Hi Alvin.
Thanks for your suggestion.
In overall, your suggestion looks very reasonable to me!
I'll check the POC.
Many thanks,
Jihoon
Hi All ,
After doing lot of research in my opinion we should utilize
zookeeper for Tajo Master HA.I have created a small POC and shared it on my
Github repository ( [email protected]:alvinhenrick/zooKeeper-poc.git).
Just to make things little bit easier and maintainable I am
utilizing Apache Curator the Fluent Zookeeper Client API developed at
Netflix and is now part of an apache open source project.
I have attached the diagram to convey my message to the team
members.Will upload it to JIRA once everyone agree with the proposed
solution.
Here is the flow going to look like.
TajoMasterZkController ==>
1. This component will start and connect to zookeeper quorum and fight
( :) ) to obtain the latch / lock to become the master .

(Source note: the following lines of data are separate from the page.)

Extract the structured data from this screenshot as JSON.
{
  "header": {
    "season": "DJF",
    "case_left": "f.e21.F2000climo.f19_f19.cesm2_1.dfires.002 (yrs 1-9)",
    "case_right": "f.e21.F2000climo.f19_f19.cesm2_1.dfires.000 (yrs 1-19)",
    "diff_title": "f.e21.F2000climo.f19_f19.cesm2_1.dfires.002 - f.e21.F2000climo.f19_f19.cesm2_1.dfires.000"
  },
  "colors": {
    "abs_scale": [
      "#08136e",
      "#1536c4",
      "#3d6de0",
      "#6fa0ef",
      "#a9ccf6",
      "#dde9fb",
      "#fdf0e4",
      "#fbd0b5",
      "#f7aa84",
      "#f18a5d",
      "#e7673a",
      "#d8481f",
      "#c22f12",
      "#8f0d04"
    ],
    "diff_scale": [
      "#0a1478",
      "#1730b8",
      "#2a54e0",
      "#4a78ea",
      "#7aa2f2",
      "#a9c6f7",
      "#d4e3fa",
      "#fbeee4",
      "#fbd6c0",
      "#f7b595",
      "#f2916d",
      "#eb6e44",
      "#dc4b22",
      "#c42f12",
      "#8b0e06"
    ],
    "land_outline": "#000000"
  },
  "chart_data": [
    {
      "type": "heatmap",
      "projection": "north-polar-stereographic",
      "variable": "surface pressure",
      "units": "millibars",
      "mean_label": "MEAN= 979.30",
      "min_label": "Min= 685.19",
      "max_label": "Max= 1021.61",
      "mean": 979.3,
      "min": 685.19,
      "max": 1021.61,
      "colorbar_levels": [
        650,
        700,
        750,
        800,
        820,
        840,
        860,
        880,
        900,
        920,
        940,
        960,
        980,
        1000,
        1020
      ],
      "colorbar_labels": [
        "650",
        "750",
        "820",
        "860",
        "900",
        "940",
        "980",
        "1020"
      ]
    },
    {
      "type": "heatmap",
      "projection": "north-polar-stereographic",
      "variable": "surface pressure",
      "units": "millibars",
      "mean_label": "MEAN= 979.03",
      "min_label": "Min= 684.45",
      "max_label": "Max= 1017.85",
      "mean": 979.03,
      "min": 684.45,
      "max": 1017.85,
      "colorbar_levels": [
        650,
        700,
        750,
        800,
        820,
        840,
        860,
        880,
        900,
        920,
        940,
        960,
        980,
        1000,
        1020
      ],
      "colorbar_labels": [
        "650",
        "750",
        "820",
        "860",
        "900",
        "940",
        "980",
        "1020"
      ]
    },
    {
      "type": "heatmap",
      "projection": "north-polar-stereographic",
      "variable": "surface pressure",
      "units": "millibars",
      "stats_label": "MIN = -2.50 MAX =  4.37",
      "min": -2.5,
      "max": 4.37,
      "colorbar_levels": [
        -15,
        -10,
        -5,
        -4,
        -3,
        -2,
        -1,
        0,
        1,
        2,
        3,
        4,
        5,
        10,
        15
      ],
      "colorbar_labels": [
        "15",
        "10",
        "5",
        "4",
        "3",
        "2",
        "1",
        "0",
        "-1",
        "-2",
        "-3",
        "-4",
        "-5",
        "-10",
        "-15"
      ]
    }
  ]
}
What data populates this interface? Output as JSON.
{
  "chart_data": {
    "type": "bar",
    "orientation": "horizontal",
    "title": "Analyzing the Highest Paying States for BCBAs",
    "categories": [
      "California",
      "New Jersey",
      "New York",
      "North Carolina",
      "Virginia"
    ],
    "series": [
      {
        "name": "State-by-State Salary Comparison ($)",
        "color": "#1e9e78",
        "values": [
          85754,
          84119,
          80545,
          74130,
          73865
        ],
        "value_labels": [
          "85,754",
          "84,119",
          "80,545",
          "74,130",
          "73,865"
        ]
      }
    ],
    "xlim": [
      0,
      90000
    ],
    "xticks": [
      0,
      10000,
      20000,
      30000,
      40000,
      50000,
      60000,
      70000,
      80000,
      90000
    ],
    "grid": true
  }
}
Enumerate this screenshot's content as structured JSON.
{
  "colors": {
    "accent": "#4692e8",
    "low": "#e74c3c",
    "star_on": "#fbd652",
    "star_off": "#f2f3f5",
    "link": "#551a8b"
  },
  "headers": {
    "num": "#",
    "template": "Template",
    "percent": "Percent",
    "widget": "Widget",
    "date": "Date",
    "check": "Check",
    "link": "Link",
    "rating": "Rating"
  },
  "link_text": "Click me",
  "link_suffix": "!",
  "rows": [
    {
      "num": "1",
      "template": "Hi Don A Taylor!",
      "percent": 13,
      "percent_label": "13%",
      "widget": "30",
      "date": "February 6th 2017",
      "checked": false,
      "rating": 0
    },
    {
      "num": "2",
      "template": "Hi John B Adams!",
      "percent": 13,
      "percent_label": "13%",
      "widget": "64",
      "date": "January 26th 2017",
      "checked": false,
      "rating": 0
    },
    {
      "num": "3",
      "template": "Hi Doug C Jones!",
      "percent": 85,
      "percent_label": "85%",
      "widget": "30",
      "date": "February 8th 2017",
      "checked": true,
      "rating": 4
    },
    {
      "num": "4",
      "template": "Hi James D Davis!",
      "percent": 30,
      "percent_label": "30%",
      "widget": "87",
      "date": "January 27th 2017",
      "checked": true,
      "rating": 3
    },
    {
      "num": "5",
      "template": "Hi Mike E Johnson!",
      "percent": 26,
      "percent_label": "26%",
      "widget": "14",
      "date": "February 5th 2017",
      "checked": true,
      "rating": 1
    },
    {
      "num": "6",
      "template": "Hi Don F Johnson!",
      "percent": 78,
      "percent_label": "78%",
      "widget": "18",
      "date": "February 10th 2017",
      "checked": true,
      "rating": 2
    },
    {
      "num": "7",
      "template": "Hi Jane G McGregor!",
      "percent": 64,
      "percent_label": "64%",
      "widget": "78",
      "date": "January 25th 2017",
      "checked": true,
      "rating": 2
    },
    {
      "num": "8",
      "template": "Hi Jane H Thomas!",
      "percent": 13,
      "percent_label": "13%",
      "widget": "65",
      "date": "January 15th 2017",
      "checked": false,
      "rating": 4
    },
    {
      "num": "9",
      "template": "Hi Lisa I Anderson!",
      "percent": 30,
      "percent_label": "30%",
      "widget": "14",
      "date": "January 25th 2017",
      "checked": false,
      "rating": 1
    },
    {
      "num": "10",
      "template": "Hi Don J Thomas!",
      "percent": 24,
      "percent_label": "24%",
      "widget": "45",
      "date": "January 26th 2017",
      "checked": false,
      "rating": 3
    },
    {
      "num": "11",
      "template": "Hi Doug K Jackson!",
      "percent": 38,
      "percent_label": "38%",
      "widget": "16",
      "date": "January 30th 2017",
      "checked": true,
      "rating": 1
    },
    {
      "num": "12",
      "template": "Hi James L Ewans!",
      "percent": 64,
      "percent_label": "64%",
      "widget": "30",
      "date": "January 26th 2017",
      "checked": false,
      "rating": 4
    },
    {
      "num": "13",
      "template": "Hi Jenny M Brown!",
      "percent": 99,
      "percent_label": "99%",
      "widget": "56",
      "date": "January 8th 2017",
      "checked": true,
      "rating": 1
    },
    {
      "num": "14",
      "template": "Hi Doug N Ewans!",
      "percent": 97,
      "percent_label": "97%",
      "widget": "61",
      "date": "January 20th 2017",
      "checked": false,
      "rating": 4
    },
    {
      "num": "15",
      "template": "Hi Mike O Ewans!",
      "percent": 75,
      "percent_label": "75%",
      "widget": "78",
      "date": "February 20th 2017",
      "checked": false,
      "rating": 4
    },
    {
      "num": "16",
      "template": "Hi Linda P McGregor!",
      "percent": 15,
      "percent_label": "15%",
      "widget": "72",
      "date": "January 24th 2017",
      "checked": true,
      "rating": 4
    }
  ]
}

2. Once the lock is obtained the Apache Curator API will invoke
takeLeadership () method at this time will start the TajoMaster.
3. As long as the TajoMaster is running the Controller will keep the
lock and update the meta data on zookeeper server with the
HOSTNAME and RPC
PORT.
4. The other participant will keep waiting for the latch/ lock to be
released by zookeeper to obtain the leadership.
5. The advantage is we can have as many Tajo Master's as we wan't but
only one can be the leader and will consume the resources only after
obtaining the latch/lock.
TajoWorkerZkController ==>
1. This component will start and connect to zookeeper (will create
EPHEMERAL ZNODE) and wait for the events from zookeeper.
2. The first listener will listener for successful registration.
3. The second listener on master node will listen for any changes to
the master node received from zookeeper server.
4. If the failover occurs the data on the master ZNODE will be
changed and the new HOSTNAME and RPC PORT can be obtained and the
TajoWorker can establish the new RPC connection with the TajoMaster.
To demonstrate I have created the small Readme.txt file
on Github on how to run the example. Please read the log statements on the
console.
Similar to TajoWorkerZkController we can also
implement TajoClientZkController.
Any help or advice is appreciated.
Thanks!
Warm Regards,
Alvin.